ISTANBUL, Aug 3: Condemned Kurdish rebel leader Abdullah Ocalan on Tuesday called on the guerilla movement he founded to abandon its armed struggle for Kurdish self-rule in southeastern Turkey.
The appeal will mark a major test of the influence Ocalan wields over the Kurdistan Workers Party (PKK) from his cell on Imrali prison island, near Istanbul.
At his trial in June, at which he was sentenced to death, Ocalan had offered to bring his fighters down from the southeastern mountains if he were spared the rope. But he had stopped short of a direct appeal for a unilateral end to fighting.
In a statement read out by his lawyers at a news conference in Istanbul on Tuesday, Ocalan said, “I call upon the PKK to end the armed struggle and withdraw their forces outside the borders of Turkey, for the sake of peace, from September 1, 1999.”
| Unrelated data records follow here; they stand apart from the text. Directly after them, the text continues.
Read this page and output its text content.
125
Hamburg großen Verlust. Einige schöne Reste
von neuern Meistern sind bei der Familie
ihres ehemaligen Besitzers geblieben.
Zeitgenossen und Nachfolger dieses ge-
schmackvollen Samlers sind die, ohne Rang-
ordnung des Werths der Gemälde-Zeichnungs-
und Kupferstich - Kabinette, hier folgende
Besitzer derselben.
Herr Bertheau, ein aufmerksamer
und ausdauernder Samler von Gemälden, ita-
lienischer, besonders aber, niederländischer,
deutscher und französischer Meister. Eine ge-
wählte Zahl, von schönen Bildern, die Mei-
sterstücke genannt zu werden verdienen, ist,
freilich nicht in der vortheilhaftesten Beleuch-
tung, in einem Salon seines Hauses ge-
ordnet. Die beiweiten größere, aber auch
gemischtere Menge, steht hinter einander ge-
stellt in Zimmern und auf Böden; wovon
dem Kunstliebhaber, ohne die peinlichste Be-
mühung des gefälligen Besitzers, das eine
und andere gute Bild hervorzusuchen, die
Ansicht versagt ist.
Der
At his trial on Imrali, Ocalan had offered to use his influence over his guerrillas to negotiate a peaceful end to the conflict. At the same time he said thousands woulddie in violence if he were hanged.
Clashes between the PKK and Turkish troops have continued unabated.
Ocalan’s death verdict is at the court of appeals. If upheld, it will come before parliament, which must decide whether to approve it or not. With an appeal also pending at the European Court of Human Rights, it could be more than a year before the issue of his execution arises.